# 270



## codfish (Mar 22, 2006)

Can anyone tell me if a 270 caliber is powerfull enough for moose


----------



## CoyoteBlitz (Apr 11, 2007)

I've heard it is tho I have never killed a moose with a .270 before. It also depends on your ability to make the shot.


----------



## Sasha and Abby (May 11, 2004)

It will turn one inside out. :wink:


----------



## jmillercustoms (Dec 11, 2007)

I heard once from an old hunter that a .270 was designed for taking elk and moose :huh: , me personally i would go bigger but I have no doubt that a well placed shot would easily do the trick


----------



## rlzman68 (Jul 14, 2008)

Place your shot but why risk it


----------



## GRUNTER HUNTER (Aug 9, 2007)

Load it up with 150's and you will knock a moose over no problems.


----------



## NDTerminator (Aug 20, 2003)

I killed a moose using a 270 & 150 grain Nosler handloads with no problem what so ever.

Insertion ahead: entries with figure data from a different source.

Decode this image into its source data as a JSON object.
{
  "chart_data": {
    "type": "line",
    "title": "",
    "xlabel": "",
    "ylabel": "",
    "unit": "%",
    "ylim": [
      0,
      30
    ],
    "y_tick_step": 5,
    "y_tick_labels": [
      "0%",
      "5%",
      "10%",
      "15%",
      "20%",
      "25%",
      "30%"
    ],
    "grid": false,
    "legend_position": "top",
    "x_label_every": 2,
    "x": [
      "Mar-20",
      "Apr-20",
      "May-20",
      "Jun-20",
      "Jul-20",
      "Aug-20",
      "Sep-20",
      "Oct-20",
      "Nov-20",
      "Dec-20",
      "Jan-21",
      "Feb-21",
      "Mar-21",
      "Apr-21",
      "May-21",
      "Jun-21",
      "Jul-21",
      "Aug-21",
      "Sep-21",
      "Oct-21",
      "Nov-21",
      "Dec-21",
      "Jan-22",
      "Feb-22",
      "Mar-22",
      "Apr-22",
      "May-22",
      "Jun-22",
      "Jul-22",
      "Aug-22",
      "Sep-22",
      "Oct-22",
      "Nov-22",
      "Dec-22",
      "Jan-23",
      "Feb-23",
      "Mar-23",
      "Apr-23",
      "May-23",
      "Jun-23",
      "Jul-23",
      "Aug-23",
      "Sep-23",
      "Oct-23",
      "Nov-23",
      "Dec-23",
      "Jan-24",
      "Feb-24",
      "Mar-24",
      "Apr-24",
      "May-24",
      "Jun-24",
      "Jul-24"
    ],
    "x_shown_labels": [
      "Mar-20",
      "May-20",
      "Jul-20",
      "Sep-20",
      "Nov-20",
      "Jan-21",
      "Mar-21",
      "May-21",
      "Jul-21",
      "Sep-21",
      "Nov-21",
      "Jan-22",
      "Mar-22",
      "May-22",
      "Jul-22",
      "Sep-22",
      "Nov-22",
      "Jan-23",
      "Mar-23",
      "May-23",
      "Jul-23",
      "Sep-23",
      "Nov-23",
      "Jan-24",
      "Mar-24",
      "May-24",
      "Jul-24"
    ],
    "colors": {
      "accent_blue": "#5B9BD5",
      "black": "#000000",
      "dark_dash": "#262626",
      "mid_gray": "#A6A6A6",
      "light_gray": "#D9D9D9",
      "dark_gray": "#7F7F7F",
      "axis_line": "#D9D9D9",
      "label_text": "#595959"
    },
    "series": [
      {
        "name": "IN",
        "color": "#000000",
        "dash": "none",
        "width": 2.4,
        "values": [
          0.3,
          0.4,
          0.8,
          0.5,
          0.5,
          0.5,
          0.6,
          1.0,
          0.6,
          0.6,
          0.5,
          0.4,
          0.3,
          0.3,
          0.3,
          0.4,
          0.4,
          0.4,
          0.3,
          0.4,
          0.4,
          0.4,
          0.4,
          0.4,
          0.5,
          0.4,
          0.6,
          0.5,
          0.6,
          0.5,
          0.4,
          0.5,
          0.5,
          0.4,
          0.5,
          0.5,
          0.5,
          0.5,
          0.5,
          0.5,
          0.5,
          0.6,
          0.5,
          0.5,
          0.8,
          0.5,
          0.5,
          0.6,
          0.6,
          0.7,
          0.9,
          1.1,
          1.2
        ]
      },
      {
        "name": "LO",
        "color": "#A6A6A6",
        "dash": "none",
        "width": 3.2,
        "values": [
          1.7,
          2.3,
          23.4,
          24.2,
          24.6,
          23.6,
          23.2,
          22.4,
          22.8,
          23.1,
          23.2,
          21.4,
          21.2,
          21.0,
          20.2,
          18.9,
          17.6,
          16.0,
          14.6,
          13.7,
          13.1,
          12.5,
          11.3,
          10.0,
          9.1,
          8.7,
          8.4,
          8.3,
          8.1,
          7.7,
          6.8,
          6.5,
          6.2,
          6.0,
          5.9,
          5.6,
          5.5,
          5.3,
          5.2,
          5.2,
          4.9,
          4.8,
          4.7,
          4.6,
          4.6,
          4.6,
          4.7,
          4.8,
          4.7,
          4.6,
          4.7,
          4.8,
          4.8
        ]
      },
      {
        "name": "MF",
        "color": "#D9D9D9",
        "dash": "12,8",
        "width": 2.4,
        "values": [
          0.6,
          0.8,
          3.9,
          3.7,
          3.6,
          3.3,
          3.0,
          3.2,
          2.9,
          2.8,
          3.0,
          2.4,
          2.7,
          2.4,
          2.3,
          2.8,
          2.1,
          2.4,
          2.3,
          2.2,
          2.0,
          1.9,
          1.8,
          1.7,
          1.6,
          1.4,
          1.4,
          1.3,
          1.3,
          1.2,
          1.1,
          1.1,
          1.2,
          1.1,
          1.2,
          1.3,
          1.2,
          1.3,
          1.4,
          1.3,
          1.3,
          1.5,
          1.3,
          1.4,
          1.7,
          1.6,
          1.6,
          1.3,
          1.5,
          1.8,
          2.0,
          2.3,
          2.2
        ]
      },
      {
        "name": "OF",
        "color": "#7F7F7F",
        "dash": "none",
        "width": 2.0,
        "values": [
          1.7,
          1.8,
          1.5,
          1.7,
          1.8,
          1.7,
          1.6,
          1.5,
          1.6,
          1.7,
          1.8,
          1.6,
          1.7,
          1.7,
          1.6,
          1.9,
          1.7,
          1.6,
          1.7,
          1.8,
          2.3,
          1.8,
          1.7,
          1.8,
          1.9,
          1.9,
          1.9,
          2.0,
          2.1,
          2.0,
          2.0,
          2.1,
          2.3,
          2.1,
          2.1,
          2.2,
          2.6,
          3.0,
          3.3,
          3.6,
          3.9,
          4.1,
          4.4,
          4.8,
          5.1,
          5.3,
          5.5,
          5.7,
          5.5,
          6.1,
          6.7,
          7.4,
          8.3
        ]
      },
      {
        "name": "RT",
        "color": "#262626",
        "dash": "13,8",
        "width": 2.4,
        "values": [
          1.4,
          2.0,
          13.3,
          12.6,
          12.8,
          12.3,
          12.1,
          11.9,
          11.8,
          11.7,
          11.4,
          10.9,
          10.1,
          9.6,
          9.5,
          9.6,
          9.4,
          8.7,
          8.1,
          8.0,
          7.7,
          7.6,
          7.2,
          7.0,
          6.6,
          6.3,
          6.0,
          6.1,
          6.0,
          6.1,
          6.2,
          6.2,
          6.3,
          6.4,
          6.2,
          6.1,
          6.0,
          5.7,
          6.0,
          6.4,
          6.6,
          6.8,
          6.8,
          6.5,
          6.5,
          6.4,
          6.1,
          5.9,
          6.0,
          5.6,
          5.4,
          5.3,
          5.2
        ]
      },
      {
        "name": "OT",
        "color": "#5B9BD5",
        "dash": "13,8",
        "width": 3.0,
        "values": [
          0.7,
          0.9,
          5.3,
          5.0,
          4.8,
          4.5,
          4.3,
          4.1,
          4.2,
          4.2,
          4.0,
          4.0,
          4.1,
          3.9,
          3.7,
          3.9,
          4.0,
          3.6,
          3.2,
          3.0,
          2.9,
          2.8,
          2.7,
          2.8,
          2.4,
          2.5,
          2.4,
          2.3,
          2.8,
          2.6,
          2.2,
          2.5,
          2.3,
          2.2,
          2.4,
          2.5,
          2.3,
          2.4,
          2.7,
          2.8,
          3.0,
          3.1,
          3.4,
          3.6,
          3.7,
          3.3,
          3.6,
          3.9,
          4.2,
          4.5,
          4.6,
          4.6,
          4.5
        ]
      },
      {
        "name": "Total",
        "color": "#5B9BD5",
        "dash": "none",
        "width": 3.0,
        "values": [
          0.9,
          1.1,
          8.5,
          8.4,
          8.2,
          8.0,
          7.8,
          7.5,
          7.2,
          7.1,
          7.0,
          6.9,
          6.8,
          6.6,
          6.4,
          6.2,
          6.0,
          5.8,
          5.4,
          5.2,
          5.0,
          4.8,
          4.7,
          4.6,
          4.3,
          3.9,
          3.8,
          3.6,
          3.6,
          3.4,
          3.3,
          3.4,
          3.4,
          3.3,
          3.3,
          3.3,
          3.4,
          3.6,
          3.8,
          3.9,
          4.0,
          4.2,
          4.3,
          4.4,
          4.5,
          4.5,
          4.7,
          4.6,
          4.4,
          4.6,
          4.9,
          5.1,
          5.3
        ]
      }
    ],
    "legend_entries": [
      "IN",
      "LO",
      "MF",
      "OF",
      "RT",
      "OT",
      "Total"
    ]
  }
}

Shot placement is key. No quartering shots and don't try to bust heavy bone, hold on until you get the critter flat broadside & standing still, then put it right behind the shoulder.

He won't fall right over and don't be surprised if doesn't react at all. Just stick him again, and again if needed. He'll simply do a slow motion collapse in a few seconds as long as you put your shots in the heart/ lung area.

Were I to have the opportunity again, this time I would use my 7MM Remington or better yet, my 338 Win Mag, neither of which I owned back in the early 90's when I drew the moose tag. I killed a big bull elk with that 338 a couple years ago and it was an impressive performance, just sledged him.

BTW, moose don't seem to have anywhere near the will to live & toughness of elk, or even whitetail deer...


----------



## Lil Sand Bay (Feb 2, 2005)

The only moose I've ever killed was with a .270 and 150gr. Stone dead. Just think of the thousands of moose that have been killed in Canada with a .303


----------